Ich habe ja schon einmal das Thema „Hommage“ bei Uhren angerissen. Und schon da hat man gemerkt, ich bin da kein Fan von.
Ich bin wohl nicht alleine mit meinen Gedanken für und wider und mit meinem Blogger-Kollegen Theodossios Theodoridis (ich hoffe, ich habe es richtig ausgesprochen) vom Blog „zeigr.com“ zum Schluss gekommen, dass wir da mal was schreiben müssen. Der eine dafür, der andere dagegen – damit’s nicht langweilig wird. Ich habe bei „Contra“ die Hand gehoben, das kritische Wort ist also nun meins.

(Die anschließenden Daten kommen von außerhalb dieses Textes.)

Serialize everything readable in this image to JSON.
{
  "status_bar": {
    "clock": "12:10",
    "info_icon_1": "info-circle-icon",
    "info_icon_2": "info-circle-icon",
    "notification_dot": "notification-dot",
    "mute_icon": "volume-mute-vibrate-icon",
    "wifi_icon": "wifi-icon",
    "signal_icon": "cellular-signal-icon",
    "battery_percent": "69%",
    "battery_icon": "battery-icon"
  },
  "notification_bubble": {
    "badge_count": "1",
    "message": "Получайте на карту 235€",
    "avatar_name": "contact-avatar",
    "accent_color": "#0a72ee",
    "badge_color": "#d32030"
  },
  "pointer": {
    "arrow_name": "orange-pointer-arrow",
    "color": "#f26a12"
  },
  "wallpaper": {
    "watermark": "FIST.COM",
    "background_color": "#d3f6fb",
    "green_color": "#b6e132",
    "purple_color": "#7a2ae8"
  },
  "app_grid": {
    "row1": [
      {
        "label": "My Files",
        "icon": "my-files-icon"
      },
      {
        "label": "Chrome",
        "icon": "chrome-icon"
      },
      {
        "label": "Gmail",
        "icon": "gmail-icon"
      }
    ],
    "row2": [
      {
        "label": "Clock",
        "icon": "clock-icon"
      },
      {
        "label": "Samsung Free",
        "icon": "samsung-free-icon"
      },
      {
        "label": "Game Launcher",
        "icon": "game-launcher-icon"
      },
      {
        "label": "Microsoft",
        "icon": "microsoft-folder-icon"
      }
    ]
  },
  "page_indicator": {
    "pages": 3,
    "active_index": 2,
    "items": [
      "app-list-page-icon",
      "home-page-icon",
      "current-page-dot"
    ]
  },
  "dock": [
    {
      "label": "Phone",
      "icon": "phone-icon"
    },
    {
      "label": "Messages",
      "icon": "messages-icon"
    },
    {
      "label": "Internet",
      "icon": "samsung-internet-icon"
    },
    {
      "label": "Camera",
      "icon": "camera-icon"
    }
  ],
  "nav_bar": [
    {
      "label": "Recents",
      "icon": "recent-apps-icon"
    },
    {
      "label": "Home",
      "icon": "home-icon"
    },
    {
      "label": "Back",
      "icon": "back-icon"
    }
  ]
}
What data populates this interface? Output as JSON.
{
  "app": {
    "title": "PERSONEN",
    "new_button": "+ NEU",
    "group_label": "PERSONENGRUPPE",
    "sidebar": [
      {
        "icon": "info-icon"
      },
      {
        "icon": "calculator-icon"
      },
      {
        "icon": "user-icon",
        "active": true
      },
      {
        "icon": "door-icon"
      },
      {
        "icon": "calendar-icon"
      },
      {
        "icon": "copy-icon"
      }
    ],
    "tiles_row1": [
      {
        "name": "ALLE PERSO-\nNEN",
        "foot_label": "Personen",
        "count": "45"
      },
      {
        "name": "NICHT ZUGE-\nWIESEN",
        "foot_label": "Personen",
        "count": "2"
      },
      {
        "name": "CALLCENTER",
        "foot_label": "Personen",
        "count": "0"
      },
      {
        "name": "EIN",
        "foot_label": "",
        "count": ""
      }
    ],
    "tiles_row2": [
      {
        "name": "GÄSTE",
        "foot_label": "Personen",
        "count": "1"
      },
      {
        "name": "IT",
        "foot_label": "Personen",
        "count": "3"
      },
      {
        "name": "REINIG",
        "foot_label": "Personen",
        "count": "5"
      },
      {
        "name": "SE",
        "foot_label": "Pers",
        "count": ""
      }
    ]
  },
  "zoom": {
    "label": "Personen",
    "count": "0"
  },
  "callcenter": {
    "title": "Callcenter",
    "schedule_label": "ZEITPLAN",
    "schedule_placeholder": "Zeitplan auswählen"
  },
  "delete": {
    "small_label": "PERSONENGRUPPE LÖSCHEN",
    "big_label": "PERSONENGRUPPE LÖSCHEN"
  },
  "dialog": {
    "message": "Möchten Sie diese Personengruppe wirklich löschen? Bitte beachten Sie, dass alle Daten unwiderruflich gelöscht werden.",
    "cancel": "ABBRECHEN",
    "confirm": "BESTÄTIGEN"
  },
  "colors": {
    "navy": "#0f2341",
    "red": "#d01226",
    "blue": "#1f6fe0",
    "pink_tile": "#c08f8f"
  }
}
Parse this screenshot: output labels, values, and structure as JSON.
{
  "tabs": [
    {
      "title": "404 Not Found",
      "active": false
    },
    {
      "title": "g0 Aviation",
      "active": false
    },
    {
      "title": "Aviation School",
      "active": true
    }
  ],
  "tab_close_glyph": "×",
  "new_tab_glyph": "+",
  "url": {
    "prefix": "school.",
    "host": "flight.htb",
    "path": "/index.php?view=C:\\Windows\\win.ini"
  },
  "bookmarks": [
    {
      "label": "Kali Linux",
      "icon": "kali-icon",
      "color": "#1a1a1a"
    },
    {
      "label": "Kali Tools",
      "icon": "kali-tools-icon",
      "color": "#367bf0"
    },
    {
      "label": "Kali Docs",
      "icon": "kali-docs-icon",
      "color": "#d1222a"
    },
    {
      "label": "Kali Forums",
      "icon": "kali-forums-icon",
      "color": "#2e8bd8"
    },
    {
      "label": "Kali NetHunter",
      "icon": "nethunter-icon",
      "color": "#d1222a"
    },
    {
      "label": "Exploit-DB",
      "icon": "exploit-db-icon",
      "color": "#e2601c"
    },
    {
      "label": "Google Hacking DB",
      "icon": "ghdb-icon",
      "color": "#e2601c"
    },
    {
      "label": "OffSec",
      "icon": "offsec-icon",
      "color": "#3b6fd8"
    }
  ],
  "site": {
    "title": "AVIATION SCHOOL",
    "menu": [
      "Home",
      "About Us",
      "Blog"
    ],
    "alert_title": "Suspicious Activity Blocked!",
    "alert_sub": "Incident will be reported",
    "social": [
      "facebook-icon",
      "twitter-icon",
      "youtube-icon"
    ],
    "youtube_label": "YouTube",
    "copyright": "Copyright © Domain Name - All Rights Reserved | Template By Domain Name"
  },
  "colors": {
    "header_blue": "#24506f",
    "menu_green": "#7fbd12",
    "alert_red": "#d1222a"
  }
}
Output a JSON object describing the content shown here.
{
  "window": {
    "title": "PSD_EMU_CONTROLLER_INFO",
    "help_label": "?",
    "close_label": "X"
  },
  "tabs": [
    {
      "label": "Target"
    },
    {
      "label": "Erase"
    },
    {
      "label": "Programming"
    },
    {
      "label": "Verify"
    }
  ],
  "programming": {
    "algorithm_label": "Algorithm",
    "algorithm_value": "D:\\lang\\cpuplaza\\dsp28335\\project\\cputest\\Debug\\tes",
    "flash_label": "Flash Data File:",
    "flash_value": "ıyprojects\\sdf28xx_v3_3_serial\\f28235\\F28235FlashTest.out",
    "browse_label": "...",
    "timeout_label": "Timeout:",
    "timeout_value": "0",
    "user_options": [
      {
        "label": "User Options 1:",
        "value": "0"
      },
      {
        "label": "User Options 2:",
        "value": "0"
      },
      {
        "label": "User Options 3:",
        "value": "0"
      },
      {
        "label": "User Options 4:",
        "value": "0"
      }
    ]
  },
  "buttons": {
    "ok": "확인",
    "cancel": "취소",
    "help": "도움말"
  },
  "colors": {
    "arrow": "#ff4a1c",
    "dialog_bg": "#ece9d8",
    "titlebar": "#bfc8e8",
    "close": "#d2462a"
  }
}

Lassen Sie mich erst einmal „Hommage“ definieren. Die bekannte Expliteuse Vicky Pedia sagt dazu:
„Als Hommage werden vor allem alle Verweise gesehen, die im Rahmen eines künstlerischen Werks gegeben werden und jemanden hervorheben, dem der Künstler besondere Anregungen für sein Werk verdankt.“
Nehmen wir nur mal stellvertretend die (original) Submariner mit dem Krönchen. Nicht nur eine große Zahl von helvetischen Bürgern verdanken diesem Entwurf auf Jahre hin Lohn und Brot. Es ist wohl ein Mehrfaches an Asiaten, die (mehr oder weniger) gut von der Innovation und der Investition aus dem Hause Rolex profitieren.
Oh verdammt, ich bin vom Thema abgekommen und in die Fake-Ecke gerutscht. Also eine Richtigstellung: Ein Fake sieht so aus wie – und es steht auch noch drauf wie. Eine Hommage sieht so aus wie – und es steht was anderes drauf. Und oft wollen uns deren Hersteller (der dann draufsteht) auch noch glauben machen, dass ihnen nichts ferner lag als…Sie wissen schon…und Submariner – wie sieht die eigentlich aus?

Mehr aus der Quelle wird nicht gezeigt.